Perguntas frequentes

O que é o Adobe CX Enterprise Coworker?

É um agente de IA que recebe uma meta de negócio e coordena outros agentes e ferramentas da Adobe para alcançá-la, automatizando etapas que antes dependiam de várias entregas manuais entre equipes.

O coworker substitui o time de marketing?

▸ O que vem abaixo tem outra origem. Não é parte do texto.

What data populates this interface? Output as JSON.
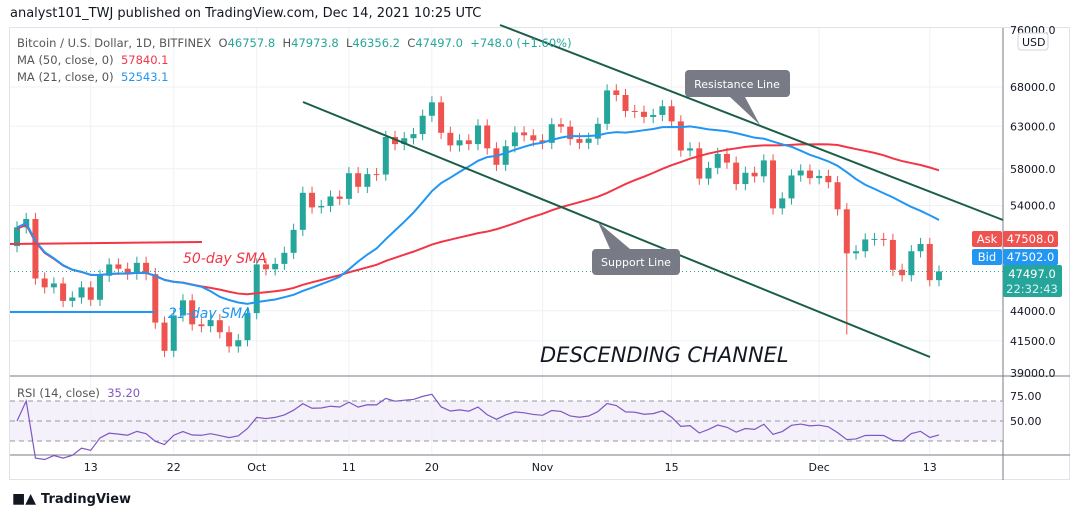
{
  "header": {
    "published": "analyst101_TWJ published on TradingView.com, Dec 14, 2021 10:25 UTC"
  },
  "legend": {
    "symbol": "Bitcoin / U.S. Dollar, 1D, BITFINEX",
    "o_label": "O",
    "o": "46757.8",
    "h_label": "H",
    "h": "47973.8",
    "l_label": "L",
    "l": "46356.2",
    "c_label": "C",
    "c": "47497.0",
    "change": "+748.0 (+1.60%)",
    "ma50_label": "MA (50, close, 0)",
    "ma50": "57840.1",
    "ma21_label": "MA (21, close, 0)",
    "ma21": "52543.1",
    "rsi_label": "RSI (14, close)",
    "rsi": "35.20"
  },
  "axis": {
    "currency": "USD",
    "price_ticks": [
      "76000.0",
      "68000.0",
      "63000.0",
      "58000.0",
      "54000.0",
      "44000.0",
      "41500.0",
      "39000.0"
    ],
    "rsi_ticks": [
      "75.00",
      "50.00"
    ],
    "ask_label": "Ask",
    "ask": "47508.0",
    "bid_label": "Bid",
    "bid": "47502.0",
    "last": "47497.0",
    "countdown": "22:32:43"
  },
  "annotations": {
    "resistance": "Resistance Line",
    "support": "Support Line",
    "sma50": "50-day SMA",
    "sma21": "21-day SMA",
    "channel": "DESCENDING CHANNEL"
  },
  "logo": "TradingView",
  "colors": {
    "up": "#26a69a",
    "down": "#ef5350",
    "ma50": "#f23645",
    "ma21": "#2196f3",
    "channel": "#1b5e48",
    "rsi": "#7e57c2"
  },
  "chart_data": {
    "type": "candlestick",
    "scale": "log",
    "start_date": "2021-09-05",
    "x_ticks": [
      {
        "label": "13",
        "date": "2021-09-13"
      },
      {
        "label": "22",
        "date": "2021-09-22"
      },
      {
        "label": "Oct",
        "date": "2021-10-01"
      },
      {
        "label": "11",
        "date": "2021-10-11"
      },
      {
        "label": "20",
        "date": "2021-10-20"
      },
      {
        "label": "Nov",
        "date": "2021-11-01"
      },
      {
        "label": "15",
        "date": "2021-11-15"
      },
      {
        "label": "Dec",
        "date": "2021-12-01"
      },
      {
        "label": "13",
        "date": "2021-12-13"
      }
    ],
    "ylim": [
      39000,
      76000
    ],
    "first_open": 49900,
    "closes": [
      51750,
      52600,
      46850,
      46050,
      46400,
      44850,
      45150,
      46050,
      44950,
      47100,
      48150,
      47750,
      47300,
      48300,
      47250,
      43000,
      40700,
      43600,
      44900,
      42850,
      42700,
      43200,
      42200,
      41050,
      41550,
      43800,
      48150,
      47700,
      48200,
      49250,
      51500,
      55350,
      53800,
      53950,
      54950,
      54700,
      57500,
      56000,
      57400,
      57350,
      61700,
      60850,
      61550,
      62050,
      64300,
      66000,
      62200,
      60700,
      61300,
      60850,
      63100,
      60350,
      58450,
      60600,
      62250,
      61900,
      61300,
      61000,
      63250,
      62950,
      61450,
      61000,
      61500,
      63300,
      67550,
      66950,
      64900,
      64800,
      64150,
      64400,
      65500,
      63600,
      60100,
      60350,
      56900,
      58100,
      59700,
      58700,
      56300,
      57550,
      57150,
      58950,
      53700,
      54750,
      57250,
      57800,
      56950,
      57200,
      56500,
      53600,
      49200,
      49400,
      50550,
      50600,
      50500,
      47650,
      47150,
      49400,
      50100,
      46700,
      47497
    ],
    "notable_lows": [
      {
        "date": "2021-12-04",
        "low": 42000
      }
    ],
    "rsi_range": [
      0,
      100
    ]
  }
}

Não. Ele assume a orquestração de tarefas repetitivas e a coordenação entre sistemas, mas a definição de estratégia, a curadoria criativa e a supervisão das decisões continuam com as pessoas.

O que é o Brand Intelligence da Adobe?

É um motor que aprende continuamente os sinais da marca e fornece esse contexto aos agentes, para que o conteúdo gerado fique alinhado ao tom e às diretrizes da empresa.

Quando isso fica disponível?

A Adobe anunciou a disponibilidade geral do CX Enterprise Coworker em 10 de junho de 2026, após a apresentação inicial no Adobe Summit, em abril.

Como uma empresa menor pode aproveitar a tendência?

Começando pela base: dados organizados, definição clara de metas mensuráveis e governança de marca. Sem isso, qualquer camada de IA agêntica entrega resultados inconsistentes.